各無機繊維含有ポリオレフィン樹脂組成物(Z)について射出成形機[商品名「PS40E5ASE」、日精樹脂工業(株)]を用い、シリンダー温度190℃、金型温度60℃で成形し、所定の試験片を作成後、後述の評価方法に従って評価した。結果を表3に示す。
【0068】
なお、表3中の使用原料は、以下のとおりである。
<使用原料>
ポリオレフィン樹脂(E)
(E-1):市販のポリプロピレン[商品名「サンアロマーPL500A」、
サンアロマー(株)製、Mn300,000]
(E-2):市販のポリエチレン[商品名「ノバテックHJ490」、
日本ポリエチレン(株)製、Mn300,000]
(E-3):市販のエチレン/プロピレン共重合体
[商品名「サンアロマーPB222A」、サンアロマー(株)製、
Mn350,000]
【0069】
無機繊維(F)
(F-1):ガラス繊維[商品名「FT157C」、旭ファイバーグラス(株)製、
繊度2,200tex、繊維径16μm]を繊維長5mmにカットしたもの
(F-2):炭素繊維[商品名「トレカT700SC-1200」、東レ(株)製、
ポリアクリロニトリル系、繊度800tex、フィラメント数12,000]
を繊維長5mmにカットしたもの
(F-3):アルミナ繊維[商品名「デンカアルセンバルク」、デンカ(株)製、
繊維径5μm]
(F-4):ステンレス繊維[商品名「ナスロン」、山中産業(株)製、
繊維径8μm]を繊維長5mmにカットしたもの
(F-5):ウォラストナイト[商品名「ウォラストナイト」、関西マテック(株)製]
(F-6):炭化ケイ素繊維[商品名「チラノ繊維ZMI」、宇部興産(株)製、
繊度200tex、繊維径11μm]を繊維長5mmにカットしたもの
【0070】
<1>耐衝撃性(単位:kJ/m2
JISK7111に準拠してシャルピー衝撃値を測定した。
【0071】
<2>ポリオレフィン樹脂(E)と無機繊維(F)との親和性
上記<1>の試験後の試験片の破断面を観察し、(E)と(F)の親和性を以下の評価基準で評価した。
<評価基準>
◎:(E)/(F)間に界面剥離なし
○:(E)/(F)間に界面剥離があるがごく一部
△:(E)/(F)間に界面剥離がやや多い
×:(E)/(F)間に界面剥離が多い
【0072】
<3>成形性(耐金型汚染性)
得られた無機繊維含有ポリオレフィン樹脂組成物(Z)を、100回成形を行った。
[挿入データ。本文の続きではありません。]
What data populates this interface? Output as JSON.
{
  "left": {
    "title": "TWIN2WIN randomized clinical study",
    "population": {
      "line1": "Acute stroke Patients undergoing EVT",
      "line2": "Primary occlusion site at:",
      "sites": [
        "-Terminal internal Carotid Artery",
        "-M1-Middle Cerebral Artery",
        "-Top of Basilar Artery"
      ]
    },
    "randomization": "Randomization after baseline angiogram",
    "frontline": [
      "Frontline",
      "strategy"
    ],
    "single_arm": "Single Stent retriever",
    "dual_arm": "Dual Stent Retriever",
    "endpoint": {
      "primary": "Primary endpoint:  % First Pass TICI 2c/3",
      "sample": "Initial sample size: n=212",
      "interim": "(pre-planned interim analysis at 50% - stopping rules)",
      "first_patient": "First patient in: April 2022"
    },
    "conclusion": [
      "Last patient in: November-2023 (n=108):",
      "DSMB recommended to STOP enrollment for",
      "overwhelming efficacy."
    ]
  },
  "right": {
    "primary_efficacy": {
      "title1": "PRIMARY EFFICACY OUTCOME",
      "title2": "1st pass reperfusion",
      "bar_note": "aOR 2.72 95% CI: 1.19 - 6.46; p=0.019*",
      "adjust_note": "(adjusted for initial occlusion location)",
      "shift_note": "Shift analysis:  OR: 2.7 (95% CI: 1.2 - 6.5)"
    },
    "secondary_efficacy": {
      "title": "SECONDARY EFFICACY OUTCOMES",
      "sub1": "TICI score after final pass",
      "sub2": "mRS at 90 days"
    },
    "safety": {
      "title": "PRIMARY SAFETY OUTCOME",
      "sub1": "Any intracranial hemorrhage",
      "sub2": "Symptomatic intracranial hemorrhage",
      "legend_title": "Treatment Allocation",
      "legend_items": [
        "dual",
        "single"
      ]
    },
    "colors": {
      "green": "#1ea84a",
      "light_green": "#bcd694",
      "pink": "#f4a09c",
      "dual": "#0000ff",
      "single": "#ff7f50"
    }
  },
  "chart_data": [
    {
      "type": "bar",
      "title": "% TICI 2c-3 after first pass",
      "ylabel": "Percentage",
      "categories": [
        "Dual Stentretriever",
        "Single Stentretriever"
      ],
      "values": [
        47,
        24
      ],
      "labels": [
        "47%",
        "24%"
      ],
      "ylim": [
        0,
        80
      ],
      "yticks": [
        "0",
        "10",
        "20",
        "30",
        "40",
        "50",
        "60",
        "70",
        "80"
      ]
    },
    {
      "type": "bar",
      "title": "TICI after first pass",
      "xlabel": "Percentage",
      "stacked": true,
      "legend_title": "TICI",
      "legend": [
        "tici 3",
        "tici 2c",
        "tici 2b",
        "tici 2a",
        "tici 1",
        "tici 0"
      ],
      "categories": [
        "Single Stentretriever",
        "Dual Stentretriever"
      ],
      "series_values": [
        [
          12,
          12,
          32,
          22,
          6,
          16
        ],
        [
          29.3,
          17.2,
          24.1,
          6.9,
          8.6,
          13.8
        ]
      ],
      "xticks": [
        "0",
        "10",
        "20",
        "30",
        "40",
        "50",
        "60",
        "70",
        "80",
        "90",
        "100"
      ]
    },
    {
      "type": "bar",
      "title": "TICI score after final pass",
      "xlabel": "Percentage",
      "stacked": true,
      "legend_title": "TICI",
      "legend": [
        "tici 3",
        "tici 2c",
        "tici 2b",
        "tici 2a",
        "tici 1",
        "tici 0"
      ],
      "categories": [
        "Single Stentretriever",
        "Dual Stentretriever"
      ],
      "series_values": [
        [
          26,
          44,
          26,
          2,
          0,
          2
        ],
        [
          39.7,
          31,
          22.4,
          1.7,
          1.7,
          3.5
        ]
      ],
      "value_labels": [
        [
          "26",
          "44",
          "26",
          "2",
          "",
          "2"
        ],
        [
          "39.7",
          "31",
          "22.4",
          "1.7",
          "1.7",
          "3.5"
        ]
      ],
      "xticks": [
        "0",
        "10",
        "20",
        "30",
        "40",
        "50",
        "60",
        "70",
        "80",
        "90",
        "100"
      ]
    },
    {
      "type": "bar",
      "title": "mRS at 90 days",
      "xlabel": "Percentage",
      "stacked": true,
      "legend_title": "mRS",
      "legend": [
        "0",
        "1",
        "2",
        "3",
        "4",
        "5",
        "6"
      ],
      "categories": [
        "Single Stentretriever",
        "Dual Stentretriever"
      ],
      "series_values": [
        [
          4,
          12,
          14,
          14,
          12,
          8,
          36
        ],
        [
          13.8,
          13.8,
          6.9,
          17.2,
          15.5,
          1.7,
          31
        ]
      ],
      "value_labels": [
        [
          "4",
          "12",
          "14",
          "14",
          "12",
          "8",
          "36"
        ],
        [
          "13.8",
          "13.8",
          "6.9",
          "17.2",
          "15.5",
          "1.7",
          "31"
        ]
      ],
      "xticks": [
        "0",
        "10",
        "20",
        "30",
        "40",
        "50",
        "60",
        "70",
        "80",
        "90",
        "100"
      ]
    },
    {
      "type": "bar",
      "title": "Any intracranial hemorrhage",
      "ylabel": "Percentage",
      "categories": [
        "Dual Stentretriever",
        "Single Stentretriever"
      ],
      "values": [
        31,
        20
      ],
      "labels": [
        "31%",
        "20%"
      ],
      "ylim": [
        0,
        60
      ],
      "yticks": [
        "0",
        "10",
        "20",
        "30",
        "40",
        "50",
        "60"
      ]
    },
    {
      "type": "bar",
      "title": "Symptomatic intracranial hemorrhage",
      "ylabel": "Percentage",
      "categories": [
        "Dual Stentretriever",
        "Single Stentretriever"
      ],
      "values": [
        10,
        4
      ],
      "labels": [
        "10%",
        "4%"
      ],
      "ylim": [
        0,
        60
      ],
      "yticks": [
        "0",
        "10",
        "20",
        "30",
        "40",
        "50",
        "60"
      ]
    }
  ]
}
実施後の金型を目視して、以下の基準で評価した。
<評価基準>
◎:金型に変化なし
○:金型に汚れがごくわずか
△:金型に汚れが確認できる
×:金型に汚れが多い
【0073】
【表3】
【0074】
表1~3の結果から、本発明の無機繊維分散剤は、比較のものと比べて、無機繊維の分散性に優れ、無機繊維含有ポリオレフィン樹脂組成物に優れた成形性、成形品に優れた機械的強度を付与することがわかる。
【産業上の利用可能性】
【0075】
本発明の無機繊維分散剤は、無機繊維の分散性に優れ、無機繊維含有ポリオレフィン樹脂組成物に優れた成形性を付与し、成形品は、優れた機械的強度を有するため、電気・電子機器用、搬送材用、生活資材用および建材用等の幅広い分野に好適に適用することができることから、極めて有用である。